While cyclones Aila, Phani and Bulbul could do no major damage to this grandad of Shibpur, Cyclone Amphan has torn apart the clonal colony that appears like a dense forest rather than a single tree. The late 19th century cyclones damaged its main trunk and branches, which later led to the amputation of the main trunk in 1925 to keep the rest of the tree healthy.

Apart from the most attractive and most visited tree, the 273-acre botanic garden has lost other significant inhabitants. Of its 15,000 trees, more than 1,000 have been damaged and hundreds have been uprooted. “The only fully grown Kalpavriksha or Baobab tree (more than 100 years old) and the Mad Tree got uprooted,” Singh said.

The Kalpavriksha was the third most popular and visited tree in the garden after The Great Banyan Tree and The Double Coconut Tree. It is so named because of its gigantic shape.
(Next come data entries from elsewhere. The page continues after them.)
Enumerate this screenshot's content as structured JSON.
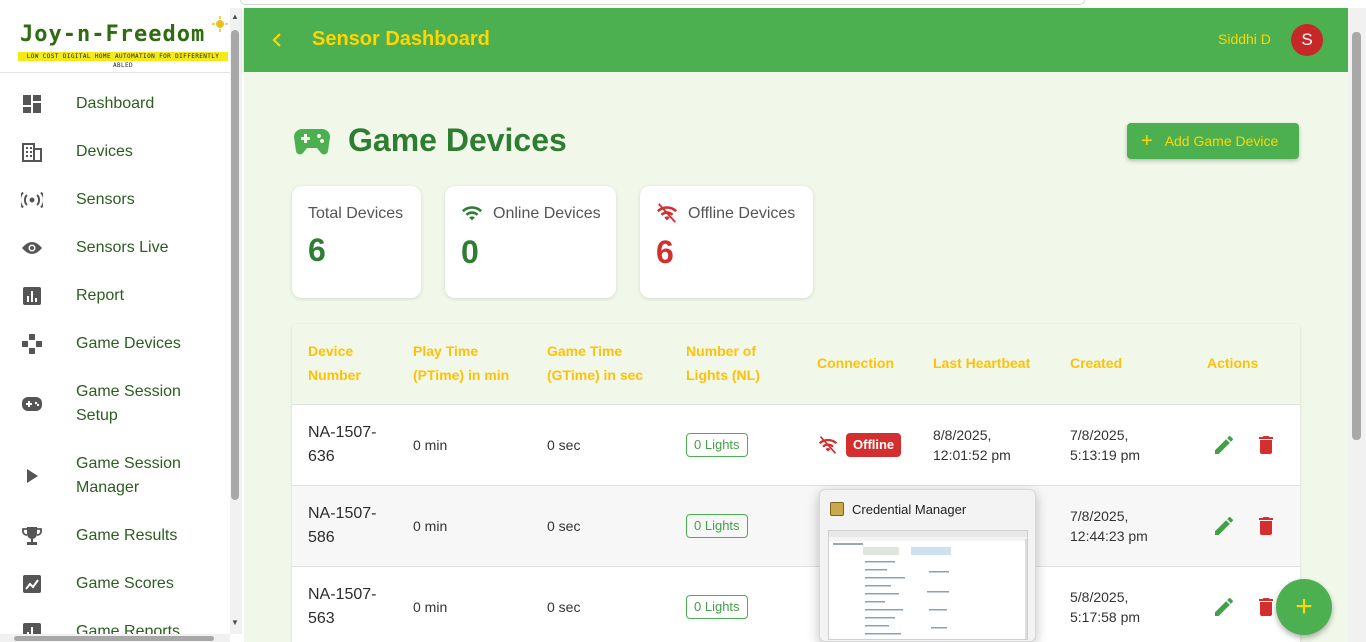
{
  "sidebar": {
    "logo_title": "Joy-n-Freedom",
    "logo_tagline": "LOW COST DIGITAL HOME AUTOMATION FOR DIFFERENTLY ABLED",
    "items": [
      {
        "label": "Dashboard",
        "icon": "dashboard-icon"
      },
      {
        "label": "Devices",
        "icon": "devices-icon"
      },
      {
        "label": "Sensors",
        "icon": "sensors-icon"
      },
      {
        "label": "Sensors Live",
        "icon": "eye-icon"
      },
      {
        "label": "Report",
        "icon": "report-icon"
      },
      {
        "label": "Game Devices",
        "icon": "gamepad-icon"
      },
      {
        "label": "Game Session Setup",
        "icon": "controller-icon"
      },
      {
        "label": "Game Session Manager",
        "icon": "play-icon"
      },
      {
        "label": "Game Results",
        "icon": "trophy-icon"
      },
      {
        "label": "Game Scores",
        "icon": "scores-icon"
      },
      {
        "label": "Game Reports",
        "icon": "report-icon"
      }
    ]
  },
  "appbar": {
    "title": "Sensor Dashboard",
    "user_name": "Siddhi D",
    "avatar_initial": "S"
  },
  "page": {
    "title": "Game Devices",
    "add_button_label": "Add Game Device"
  },
  "stats": {
    "total": {
      "label": "Total Devices",
      "value": "6"
    },
    "online": {
      "label": "Online Devices",
      "value": "0"
    },
    "offline": {
      "label": "Offline Devices",
      "value": "6"
    }
  },
  "table": {
    "headers": {
      "device_number_1": "Device",
      "device_number_2": "Number",
      "play_time_1": "Play Time",
      "play_time_2": "(PTime) in min",
      "game_time_1": "Game Time",
      "game_time_2": "(GTime) in sec",
      "lights_1": "Number of",
      "lights_2": "Lights (NL)",
      "connection": "Connection",
      "last_heartbeat": "Last Heartbeat",
      "created": "Created",
      "actions": "Actions"
    },
    "rows": [
      {
        "device_1": "NA-1507-",
        "device_2": "636",
        "play_time": "0 min",
        "game_time": "0 sec",
        "lights": "0 Lights",
        "connection": "Offline",
        "heartbeat_1": "8/8/2025,",
        "heartbeat_2": "12:01:52 pm",
        "created_1": "7/8/2025,",
        "created_2": "5:13:19 pm"
      },
      {
        "device_1": "NA-1507-",
        "device_2": "586",
        "play_time": "0 min",
        "game_time": "0 sec",
        "lights": "0 Lights",
        "connection": "",
        "heartbeat_1": "",
        "heartbeat_2": "",
        "created_1": "7/8/2025,",
        "created_2": "12:44:23 pm"
      },
      {
        "device_1": "NA-1507-",
        "device_2": "563",
        "play_time": "0 min",
        "game_time": "0 sec",
        "lights": "0 Lights",
        "connection": "",
        "heartbeat_1": "",
        "heartbeat_2": "",
        "created_1": "5/8/2025,",
        "created_2": "5:17:58 pm"
      }
    ]
  },
  "fab_label": "+",
  "preview": {
    "title": "Credential Manager"
  },
  "colors": {
    "primary": "#4caf50",
    "accent": "#ffd600",
    "header_text": "#ffc107",
    "offline": "#d32f2f",
    "dark_green": "#2e7d32",
    "background": "#f1f8e9"
  }
}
Hindus worship the tree as the “tree of heaven” or the “wish-fulfiling tree”. Mad Tree is a species in which no single leaf looks the same.

The Mahagony Avenue, where a road in the garden is lined with huge mahogany trees, the Bamboo setum, an area marked with bamboo trees, the Pinatum, a section for various types of pine trees and the Garden Nursery have all been damaged.

“Not a single part of the garden seems to have been spared,” garden director Kanak Das said. “Cyclone Amphan has totally devastated the botanic garden. A huge number of trees in almost all the divisions have either been uprooted or broken…. It will take at least four to five days to assess the loss.”